Pour Couillard, Legault pourrait pousser Ottawa à déchirer l’entente sur l’immigration

Selon Philippe Couillard, il est impératif de tenir compte de la fragilité et de l’importance de l’Accord Canada-Québec relatif à l’immigration, signé en 1991.
Photo: Jacques Boissinot La Presse canadienne Selon Philippe Couillard, il est impératif de tenir compte de la fragilité et de l’importance de l’Accord Canada-Québec relatif à l’immigration, signé en 1991.

Ottawa pourrait contrecarrer la volonté du Québec d’abaisser les seuils d’immigration en choisissant davantage de nouveaux arrivants ou en déchirant carrément l’entente sur la question qu’il a signée en 1991, croit Philippe Couillard.

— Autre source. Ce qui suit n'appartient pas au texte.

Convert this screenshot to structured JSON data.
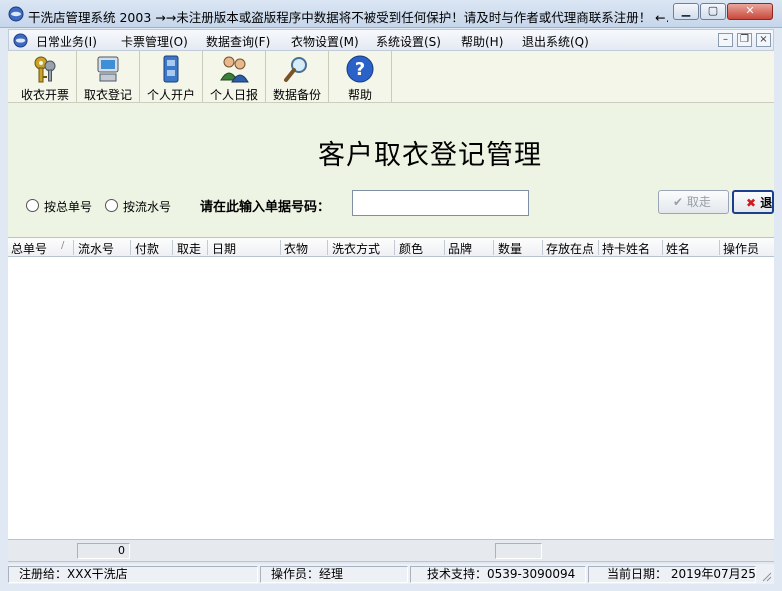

« Chose certaine, M. Legault ouvre la porte à une intervention du fédéral ou à la perte de l’entente. […] Par son incompréhension, il affaiblirait les pouvoirs du Québec pour ouvrir la porte au fédéral afin qu’il choisisse plus de nouveaux arrivants », a lancé le chef libéral dimanche.

Il s’en prenait une fois de plus à la volonté du chef caquiste François Legault d’abaisser les seuils d’immigration à 40 000.

Selon Philippe Couillard, il est impératif de tenir compte de la fragilité et de l’importance de l’Accord Canada-Québec relatif à l’immigration, signé en 1991. « Chaque fois qu’on veut la modifier, il faut être excessivement prudent », a-t-il insisté.

Aujourd’hui, a-t-il ajouté, « le gouvernement fédéral ne donnerait pas cette entente-là au Québec ».

« Ça a été donné dans les circonstances [de l’échec de l’accord] du Lac Meech », a-t-il rappelé.

Le pouvoir d’Ottawa

Sur le fond, Philippe Couillard a reconnu à mots couverts qu’Ottawa a bel et bien le dernier mot sur la question du nombre d’immigrants admis au Québec, toutes catégories confondues. « Il y a eu un article dans Le Devoir qui le disait clairement », a-t-il répondu quand un journaliste lui a demandé si Ottawa avait le pouvoir d’intervenir en la matière.

Le fédéral pourrait donc bloquer une réforme visant à baisser les seuils d’immigration, puisque l’entente de 1991 prévoit que « le gouvernement canadien [doit, tout comme le Québec] veiller au maintien du poids démographique du Québec dans le Canada », a-t-il rappelé samedi.

Or cette situation est purement hypothétique, a martelé le chef libéral. « Ils ne l’ont jamais fait. Pourquoi ils ne l’ont jamais fait ? Parce qu’ils n’ont jamais considéré que les choix du Québec étaient différents des objectifs de l’entente », a-t-il dit.

Selon Philippe Couillard, la CAQ ouvre la porte « à diminuer la marge d’accès du Québec », puisqu’une baisse des seuils d’immigration nuirait au maintien du poids démographique du Québec dans le reste du Canada. « Et là, il y a un enjeu éventuel », a-t-il averti.

« Si vous lisez l’entente, on nous permet d’augmenter jusqu’à 5 % de notre poids démographique. Ça ne dit pas qu’on n’a pas le droit de diminuer [les seuils] », a-t-il expliqué. « Par contre, l’objectif de l’entente est de maintenir le poids démographique du Québec », a-t-il encore souligné.